Earlier Intervention Leads to Measurable Impact
While no single tool drives outcomes alone, Vigilance soon contributed to meaningful change at Mount Sinai. Since implementation, the unit has achieved sustained reductions in uterine tachysystole — dropping to less than 2% — along with earlier and more consistent intrauterine resuscitation, fewer unexpected NICU admissions, and more stable newborn transitions. With fewer urgent separations and more immediate skin-to-skin contact, the team also observed an encouraging trend: higher exclusive breastfeeding rates.
At the bedside, Vigilance has boosted clinical confidence by complementing clinicians’ knowledge and judgment. By making emerging risk clearer and more standardized, the platform has helped nursing staff, especially those newer to labor and delivery, interpret fetal monitoring with greater clarity and respond more decisively.
“I’ve watched Vigilance empower nurses to speak up and really advocate for their patients,” said Dr. Rowlands-Perez. “Seeing your team grow like that is such a great feeling. When I can head home at night knowing they’ve truly got it, that’s one of the biggest wins for any leader.”

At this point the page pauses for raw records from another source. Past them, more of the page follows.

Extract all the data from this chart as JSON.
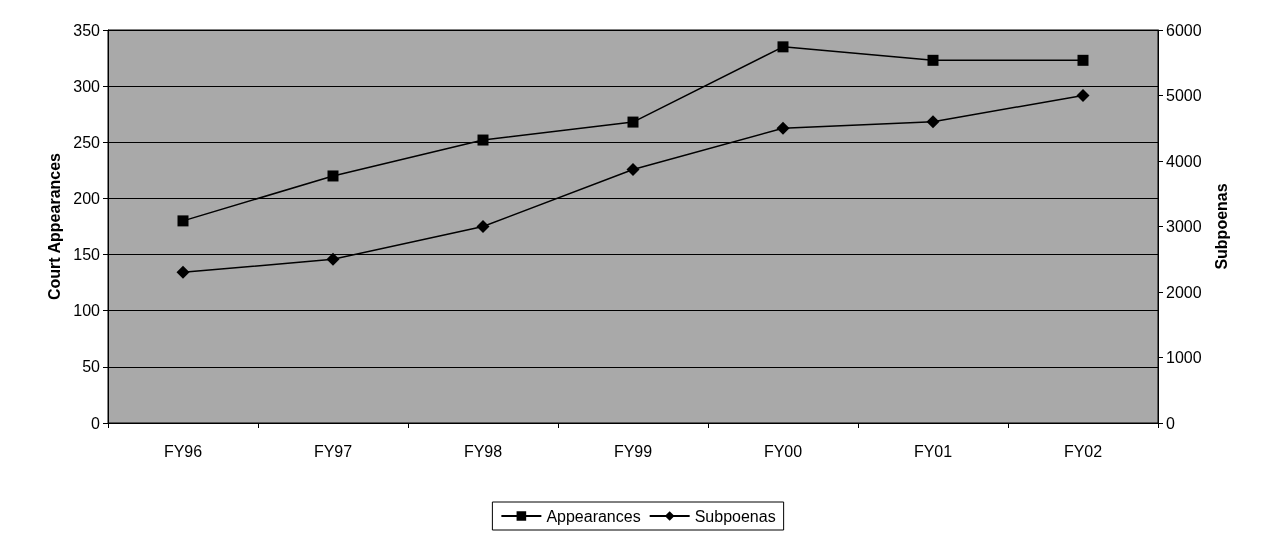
{
  "chart_data": {
    "type": "line",
    "ylabel": "Court Appearances",
    "y2label": "Subpoenas",
    "categories": [
      "FY96",
      "FY97",
      "FY98",
      "FY99",
      "FY00",
      "FY01",
      "FY02"
    ],
    "series": [
      {
        "name": "Appearances",
        "color": "#000000",
        "marker": "square",
        "values": [
          180,
          220,
          252,
          268,
          335,
          323,
          323
        ]
      },
      {
        "name": "Subpoenas",
        "color": "#000000",
        "marker": "diamond",
        "axis": "y2",
        "values": [
          2300,
          2500,
          3000,
          3870,
          4500,
          4600,
          5000
        ]
      }
    ],
    "ylim": [
      0,
      350
    ],
    "yticks": [
      0,
      50,
      100,
      150,
      200,
      250,
      300,
      350
    ],
    "y2lim": [
      0,
      6000
    ],
    "y2ticks": [
      0,
      1000,
      2000,
      3000,
      4000,
      5000,
      6000
    ],
    "grid": "y",
    "legend": "bottom",
    "line_style": "solid"
  }
}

As a nurse leader, the tool has also given Dr. Rowlands-Perez more strategic insights into the big picture. Instead of relying on retrospective chart audits and manual reviews — what she calls “detective work” — she now has access to detailed dashboards and daily reports that surface trends as they happen, which in turn enables her to guide her team toward changes that deliver the greatest impact. It’s a shift to the kind of proactive leadership that clearly demonstrates Mount Sinai’s commitment to digital innovation and smarter, safer care.

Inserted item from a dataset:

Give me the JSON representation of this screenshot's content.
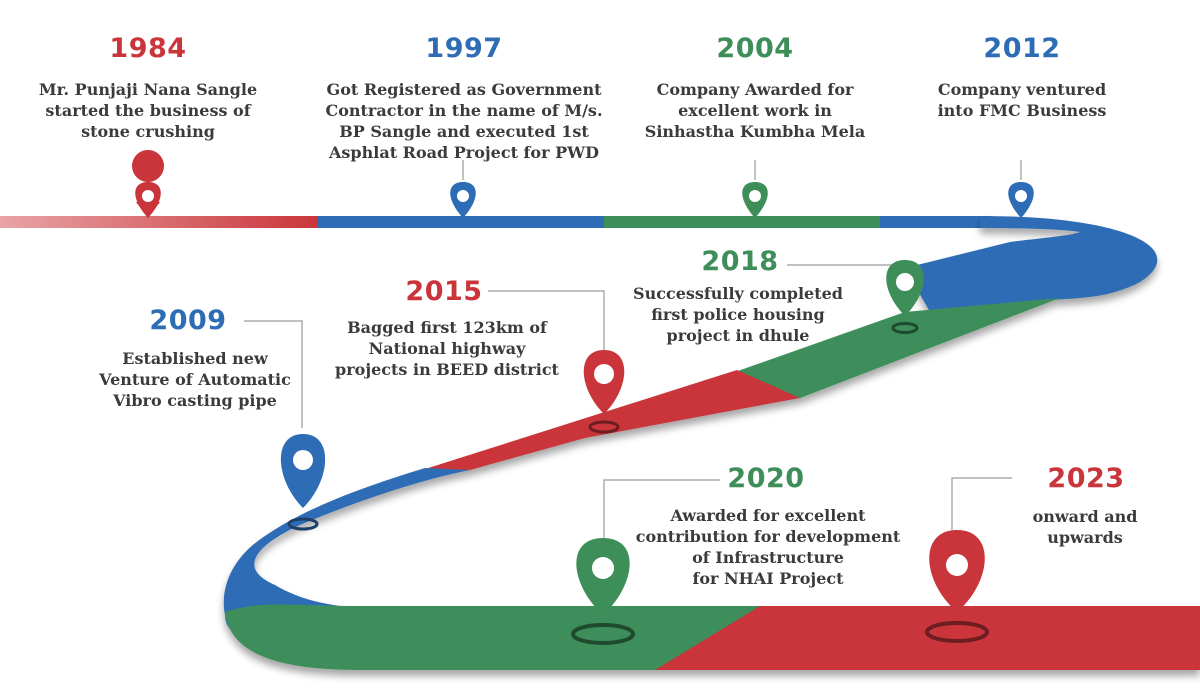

Hospital-Wide Excellence in Digital Care
In 2025, Mount Sinai Medical Center achieved HIMSS EMRAM Stage 7, the highest level of digital maturity recognized by HIMSS. The designation reflects how deeply digital systems are embedded into patient safety, clinical decision-making, and care coordination across the organization, including in high-acuity areas like labor and delivery. Using Vigilance as a case study, Mount Sinai demonstrated how advanced technologies, including artificial intelligence, can drive change, improve quality, and deliver safer care — particularly for one of healthcare’s most vulnerable populations: mothers and babies.
“We’re using technology and artificial intelligence to help drive safer care, especially for mothers and babies who are so often left in the background,” said Dr. Rowlands-Perez. “This brings them to the forefront.”

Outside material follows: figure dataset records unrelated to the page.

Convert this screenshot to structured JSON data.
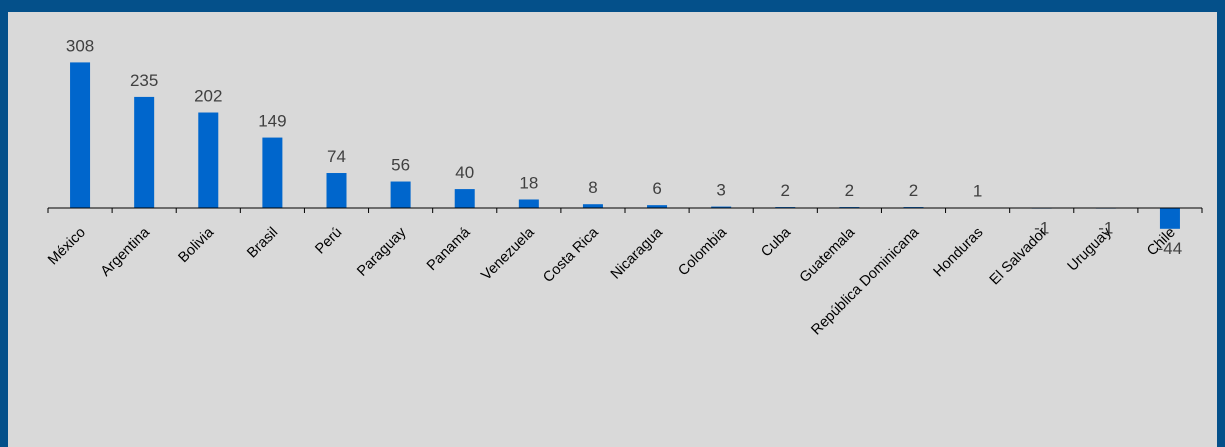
{
  "chart_data": {
    "type": "bar",
    "categories": [
      "México",
      "Argentina",
      "Bolivia",
      "Brasil",
      "Perú",
      "Paraguay",
      "Panamá",
      "Venezuela",
      "Costa Rica",
      "Nicaragua",
      "Colombia",
      "Cuba",
      "Guatemala",
      "República Dominicana",
      "Honduras",
      "El Salvador",
      "Uruguay",
      "Chile"
    ],
    "values": [
      308,
      235,
      202,
      149,
      74,
      56,
      40,
      18,
      8,
      6,
      3,
      2,
      2,
      2,
      1,
      -1,
      -1,
      -44
    ],
    "title": "",
    "xlabel": "",
    "ylabel": "",
    "ylim": [
      -50,
      320
    ],
    "grid": false,
    "legend": "none",
    "colors": {
      "bar": "#0066cc",
      "background": "#d9d9d9",
      "frame": "#04508a"
    }
  }
}
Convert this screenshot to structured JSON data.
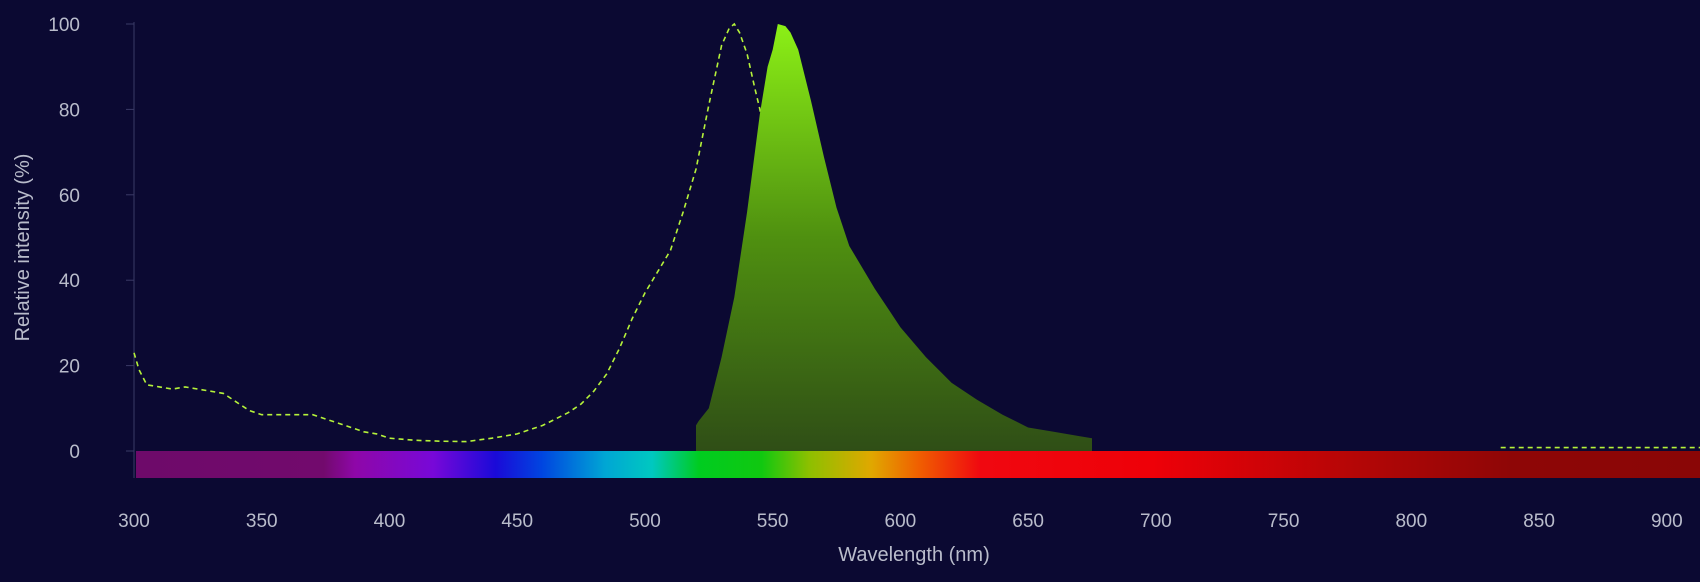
{
  "chart_data": {
    "type": "area",
    "xlabel": "Wavelength (nm)",
    "ylabel": "Relative intensity (%)",
    "xlim": [
      300,
      913
    ],
    "ylim": [
      0,
      100
    ],
    "x_ticks": [
      300,
      350,
      400,
      450,
      500,
      550,
      600,
      650,
      700,
      750,
      800,
      850,
      900
    ],
    "y_ticks": [
      0,
      20,
      40,
      60,
      80,
      100
    ],
    "grid": false,
    "legend": "none",
    "spectrum_bar": true,
    "series": [
      {
        "style": "dashed-line",
        "color": "#b5f23a",
        "x": [
          300,
          302,
          305,
          310,
          315,
          320,
          325,
          330,
          335,
          340,
          345,
          350,
          355,
          360,
          365,
          370,
          375,
          380,
          385,
          390,
          395,
          400,
          410,
          420,
          430,
          440,
          445,
          450,
          455,
          460,
          465,
          470,
          475,
          480,
          485,
          490,
          495,
          500,
          505,
          510,
          515,
          520,
          525,
          530,
          533,
          535,
          537,
          540,
          543,
          545,
          548,
          550,
          555,
          560,
          565,
          570,
          575,
          580,
          585,
          590,
          600,
          610,
          620,
          640,
          660,
          675,
          680,
          700,
          750,
          800,
          830,
          835,
          880,
          913
        ],
        "y": [
          23,
          19,
          15.5,
          15,
          14.5,
          15,
          14.5,
          14,
          13.5,
          11.5,
          9.5,
          8.5,
          8.5,
          8.5,
          8.5,
          8.5,
          7.5,
          6.5,
          5.5,
          4.5,
          4,
          3,
          2.5,
          2.3,
          2.2,
          3,
          3.5,
          4,
          5,
          6,
          7.5,
          9,
          11,
          14,
          18,
          24,
          31,
          37,
          42,
          47,
          56,
          66,
          81,
          95,
          99,
          100,
          98,
          93,
          85,
          80,
          70,
          60,
          37,
          17,
          8,
          6,
          4,
          2.3,
          2,
          1.8,
          1.5,
          1,
          1,
          1,
          1,
          1,
          null,
          null,
          null,
          null,
          null,
          0.8,
          0.8,
          0.8
        ]
      },
      {
        "style": "filled-area",
        "color": "#84e81a",
        "x": [
          520,
          521,
          525,
          530,
          535,
          540,
          545,
          548,
          550,
          552,
          555,
          557,
          560,
          565,
          570,
          575,
          580,
          590,
          600,
          610,
          620,
          630,
          640,
          650,
          660,
          670,
          675
        ],
        "y": [
          6,
          7,
          10,
          22,
          36,
          56,
          79,
          90,
          94,
          100,
          99.5,
          98,
          94,
          82,
          69,
          57,
          48,
          38,
          29,
          22,
          16,
          12,
          8.5,
          5.5,
          4.5,
          3.5,
          3
        ]
      }
    ]
  }
}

This recognition reflects a hospital-wide culture of continuous improvement, where clinicians are empowered, care is standardized, and teams are equipped with the tools they need to deliver safer, more consistent outcomes. For patients and families, this translates to fewer emergencies, smoother deliveries, and more opportunities for early bonding during the critical first moments after birth. At Mount Sinai, innovation is not a one-time achievement — it is embedded into every aspect of care delivery, setting a new standard for maternal and fetal safety.